Separately, Treasury Cabinet Sectary Ukur Yatani said on Tuesday that the government would review the national budget.
“We are looking at an underperformance in revenue, as a result of COVID-19, of about $658m in the remaining three months before the fiscal year ends,” he said.
Owino said the country’s economy may take longer to recover from the effects of the unfolding economic recession “not necessarily because of the impacts of this outbreak” but due “to the fact that Kenya’s economy had already slowed down and was a weak economy to start with”.
“Last year, we already lost jobs, and the recession in Kenya was going to happen, nevertheless. Now this only makes it worse. And many businesses that were teetering on the verge of collapse will not make it back alive.”
Stimulus measures
To help cushion the economic blow, the government has introduced a series of stimulus measures, including reducing value-added tax and corporation tax.
It also asked senior public officers to take a pay cut, and introduced wage tax subsidies for those in more formal jobs, as well as financial support for businesses.
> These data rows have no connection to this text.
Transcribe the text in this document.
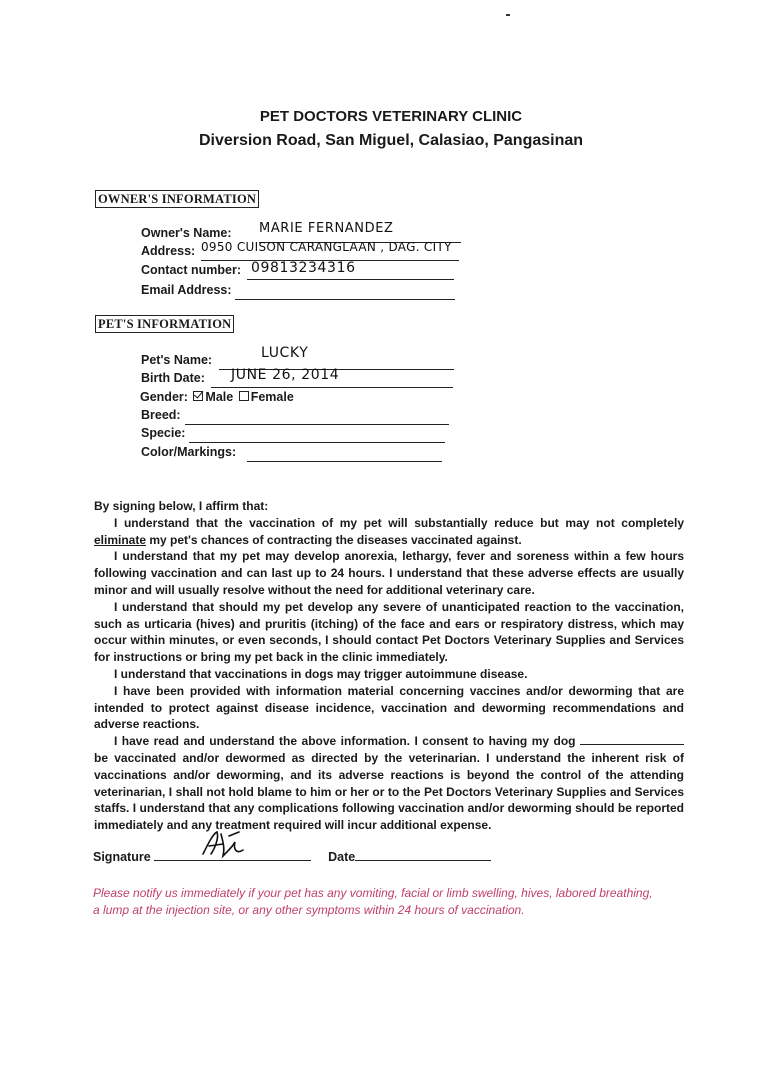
PET DOCTORS VETERINARY CLINIC
Diversion Road, San Miguel, Calasiao, Pangasinan
OWNER'S INFORMATION
Owner's Name: MARIE FERNANDEZ
Address: 0950 CUISON CARANGLAAN , DAG. CITY
Contact number: 09813234316
Email Address:
PET'S INFORMATION
Pet's Name:	LUCKY
Birth Date: JUNE 26, 2014
Gender: Male Female
Breed:
Specie:
Color/Markings:

By signing below, I affirm that:

I understand that the vaccination of my pet will substantially reduce but may not completely eliminate my pet's chances of contracting the diseases vaccinated against.

I understand that my pet may develop anorexia, lethargy, fever and soreness within a few hours following vaccination and can last up to 24 hours. I understand that these adverse effects are usually minor and will usually resolve without the need for additional veterinary care.

I understand that should my pet develop any severe of unanticipated reaction to the vaccination, such as urticaria (hives) and pruritis (itching) of the face and ears or respiratory distress, which may occur within minutes, or even seconds, I should contact Pet Doctors Veterinary Supplies and Services for instructions or bring my pet back in the clinic immediately.

I understand that vaccinations in dogs may trigger autoimmune disease.

I have been provided with information material concerning vaccines and/or deworming that are intended to protect against disease incidence, vaccination and deworming recommendations and adverse reactions.

I have read and understand the above information. I consent to having my dog  be vaccinated and/or dewormed as directed by the veterinarian. I understand the inherent risk of vaccinations and/or deworming, and its adverse reactions is beyond the control of the attending veterinarian, I shall not hold blame to him or her or to the Pet Doctors Veterinary Supplies and Services staffs. I understand that any complications following vaccination and/or deworming should be reported immediately and any treatment required will incur additional expense.

Signature	Date
Please notify us immediately if your pet has any vomiting, facial or limb swelling, hives, labored breathing, a lump at the injection site, or any other symptoms within 24 hours of vaccination.
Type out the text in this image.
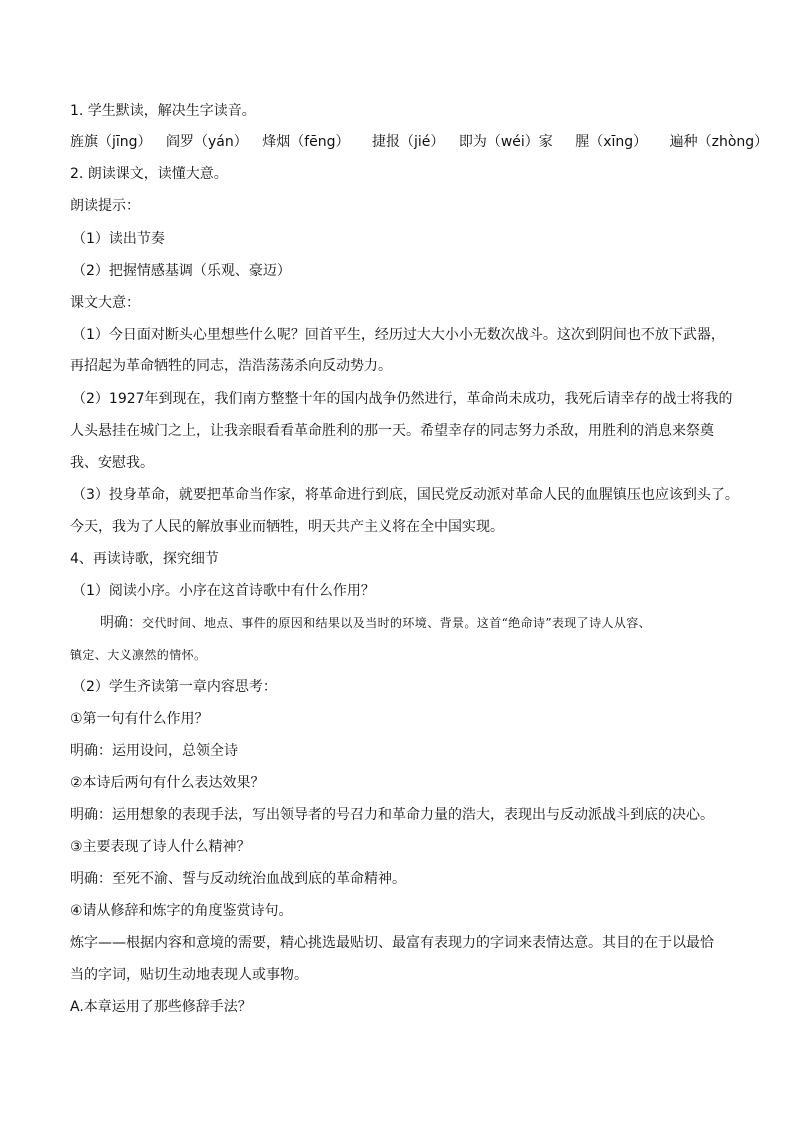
1. 学生默读，解决生字读音。
旌旗（jīng） 阎罗（yán） 烽烟（fēng） 捷报（jié） 即为（wéi）家 腥（xīng） 遍种（zhòng）
2. 朗读课文，读懂大意。
朗读提示：
（1）读出节奏
（2）把握情感基调（乐观、豪迈）
课文大意：
（1）今日面对断头心里想些什么呢？回首平生，经历过大大小小无数次战斗。这次到阴间也不放下武器，
再招起为革命牺牲的同志，浩浩荡荡杀向反动势力。
（2）1927年到现在，我们南方整整十年的国内战争仍然进行，革命尚未成功，我死后请幸存的战士将我的
人头悬挂在城门之上，让我亲眼看看革命胜利的那一天。希望幸存的同志努力杀敌，用胜利的消息来祭奠
我、安慰我。
（3）投身革命，就要把革命当作家，将革命进行到底，国民党反动派对革命人民的血腥镇压也应该到头了。
今天，我为了人民的解放事业而牺牲，明天共产主义将在全中国实现。
4、再读诗歌，探究细节
（1）阅读小序。小序在这首诗歌中有什么作用？
明确：交代时间、地点、事件的原因和结果以及当时的环境、背景。这首“绝命诗”表现了诗人从容、
镇定、大义凛然的情怀。
（2）学生齐读第一章内容思考：
①第一句有什么作用？
明确：运用设问，总领全诗
②本诗后两句有什么表达效果？
明确：运用想象的表现手法，写出领导者的号召力和革命力量的浩大，表现出与反动派战斗到底的决心。
③主要表现了诗人什么精神？
明确：至死不渝、誓与反动统治血战到底的革命精神。
④请从修辞和炼字的角度鉴赏诗句。
炼字——根据内容和意境的需要，精心挑选最贴切、最富有表现力的字词来表情达意。其目的在于以最恰
当的字词，贴切生动地表现人或事物。
A.本章运用了那些修辞手法？
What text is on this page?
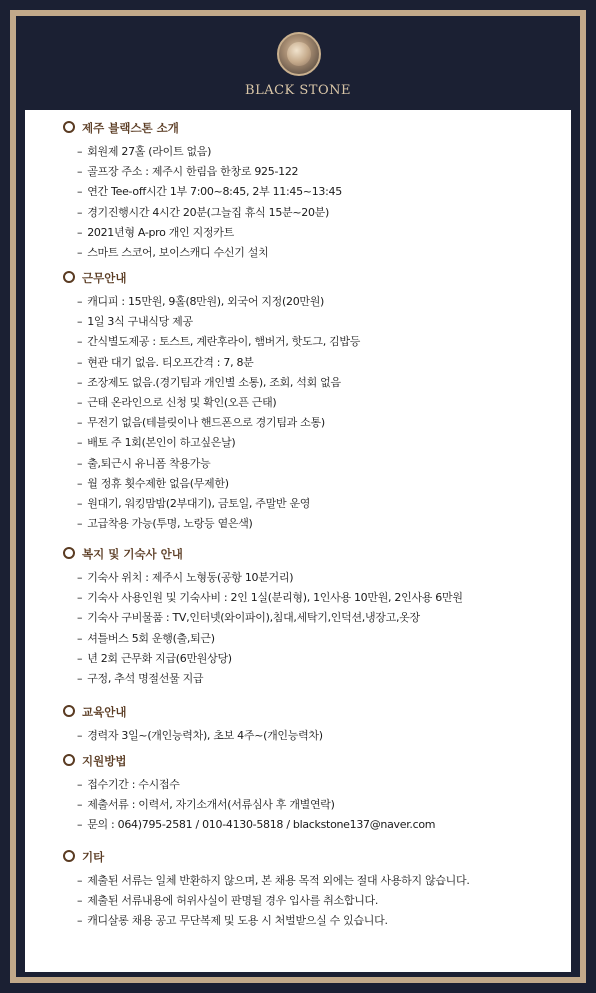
BLACK STONE
제주 블랙스톤 소개
– 회원제 27홀 (라이트 없음)
– 골프장 주소 : 제주시 한림읍 한창로 925-122
– 연간 Tee-off시간 1부 7:00~8:45, 2부 11:45~13:45
– 경기진행시간 4시간 20분(그늘집 휴식 15분~20분)
– 2021년형 A-pro 개인 지정카트
– 스마트 스코어, 보이스캐디 수신기 설치
근무안내
– 캐디피 : 15만원, 9홀(8만원), 외국어 지정(20만원)
– 1일 3식 구내식당 제공
– 간식별도제공 : 토스트, 계란후라이, 햄버거, 핫도그, 김밥등
– 현관 대기 없음. 티오프간격 : 7, 8분
– 조장제도 없음.(경기팀과 개인별 소통), 조회, 석회 없음
– 근태 온라인으로 신청 및 확인(오픈 근태)
– 무전기 없음(테블릿이나 핸드폰으로 경기팀과 소통)
– 배토 주 1회(본인이 하고싶은날)
– 출,퇴근시 유니폼 착용가능
– 월 정휴 횟수제한 없음(무제한)
– 원대기, 워킹맘밤(2부대기), 금토일, 주말반 운영
– 고급착용 가능(투명, 노랑등 옅은색)
복지 및 기숙사 안내
– 기숙사 위치 : 제주시 노형동(공항 10분거리)
– 기숙사 사용인원 및 기숙사비 : 2인 1실(분리형), 1인사용 10만원, 2인사용 6만원
– 기숙사 구비물품 : TV,인터넷(와이파이),침대,세탁기,인덕션,냉장고,옷장
– 셔틀버스 5회 운행(출,퇴근)
– 년 2회 근무화 지급(6만원상당)
– 구정, 추석 명절선물 지급
교육안내
– 경력자 3일~(개인능력차), 초보 4주~(개인능력차)
지원방법
– 접수기간 : 수시접수
– 제출서류 : 이력서, 자기소개서(서류심사 후 개별연락)
– 문의 : 064)795-2581 / 010-4130-5818 / blackstone137@naver.com
기타
– 제출된 서류는 일체 반환하지 않으며, 본 채용 목적 외에는 절대 사용하지 않습니다.
– 제출된 서류내용에 허위사실이 판명될 경우 입사를 취소합니다.
– 캐디살롱 채용 공고 무단복제 및 도용 시 처벌받으실 수 있습니다.
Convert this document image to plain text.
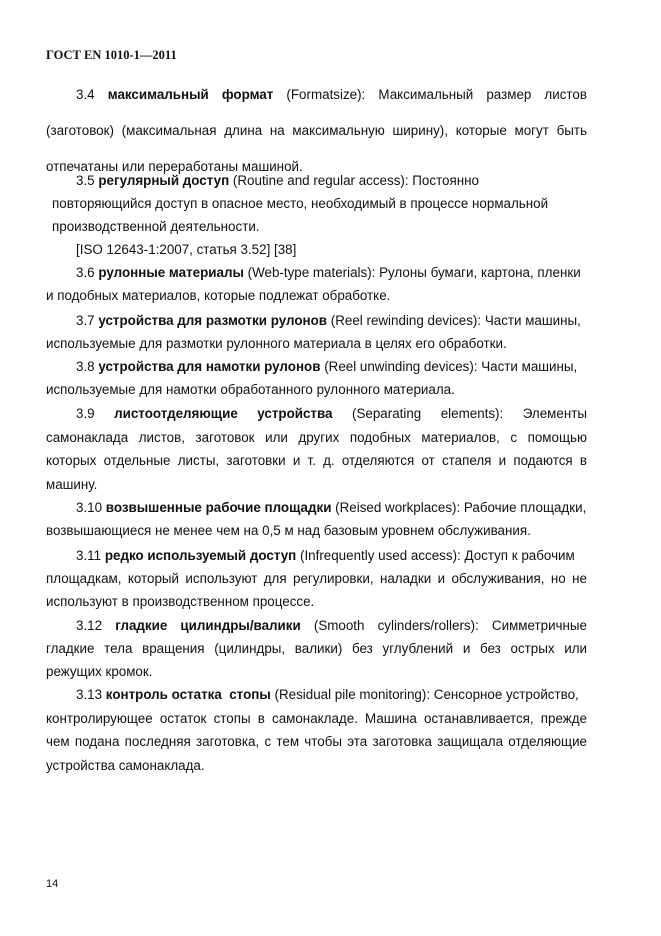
ГОСТ EN 1010-1—2011
3.4 максимальный формат (Formatsize): Максимальный размер листов
(заготовок) (максимальная длина на максимальную ширину), которые могут быть
отпечатаны или переработаны машиной.
3.5 регулярный доступ (Routine and regular access): Постоянно
повторяющийся доступ в опасное место, необходимый в процессе нормальной
производственной деятельности.
[ISO 12643-1:2007, статья 3.52] [38]
3.6 рулонные материалы (Web-type materials): Рулоны бумаги, картона, пленки
и подобных материалов, которые подлежат обработке.
3.7 устройства для размотки рулонов (Reel rewinding devices): Части машины,
используемые для размотки рулонного материала в целях его обработки.
3.8 устройства для намотки рулонов (Reel unwinding devices): Части машины,
используемые для намотки обработанного рулонного материала.
3.9 листоотделяющие устройства (Separating elements): Элементы
самонаклада листов, заготовок или других подобных материалов, с помощью
которых отдельные листы, заготовки и т. д. отделяются от стапеля и подаются в
машину.
3.10 возвышенные рабочие площадки (Reised workplaces): Рабочие площадки,
возвышающиеся не менее чем на 0,5 м над базовым уровнем обслуживания.
3.11 редко используемый доступ (Infrequently used access): Доступ к рабочим
площадкам, который используют для регулировки, наладки и обслуживания, но не
используют в производственном процессе.
3.12 гладкие цилиндры/валики (Smooth cylinders/rollers): Симметричные
гладкие тела вращения (цилиндры, валики) без углублений и без острых или
режущих кромок.
3.13 контроль остатка  стопы (Residual pile monitoring): Сенсорное устройство,
контролирующее остаток стопы в самонакладе. Машина останавливается, прежде
чем подана последняя заготовка, с тем чтобы эта заготовка защищала отделяющие
устройства самонаклада.
14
It has, however, faced criticism for doing little to directly support those who are most in need, including informal labourers who have to buy things as basic as water.
Health experts recommend frequent and thorough washing of hands with clean running water and soap as an important control measure to slow the spread of the disease, but nearly 80 percent of households in the country have no place for hand-washing in or near the toilet, according to the 2018 Kenya Integrated Household Budget Survey.
Owino said he expected the economic slump to be felt across the board amid fears that a global recession unleashed by the pandemic could also hit diaspora remittances by Kenyans abroad.
Even before the air travel restrictions, national carrier Kenyan Airways announced an $8m revenue loss following the suspension of flights to China, where the new coronavirus was first detected late last year.
“The economy at [Nairobi’s] Jomo Kenyatta International Airport dies for that period. And with it all, all the associated services at the airport until resumption,” Owino said.
On Friday, meanwhile, Kenyan police came under heavy criticism for using excessive force as the country imposed a dusk-to-dawn curfew to contain the spread of the virus.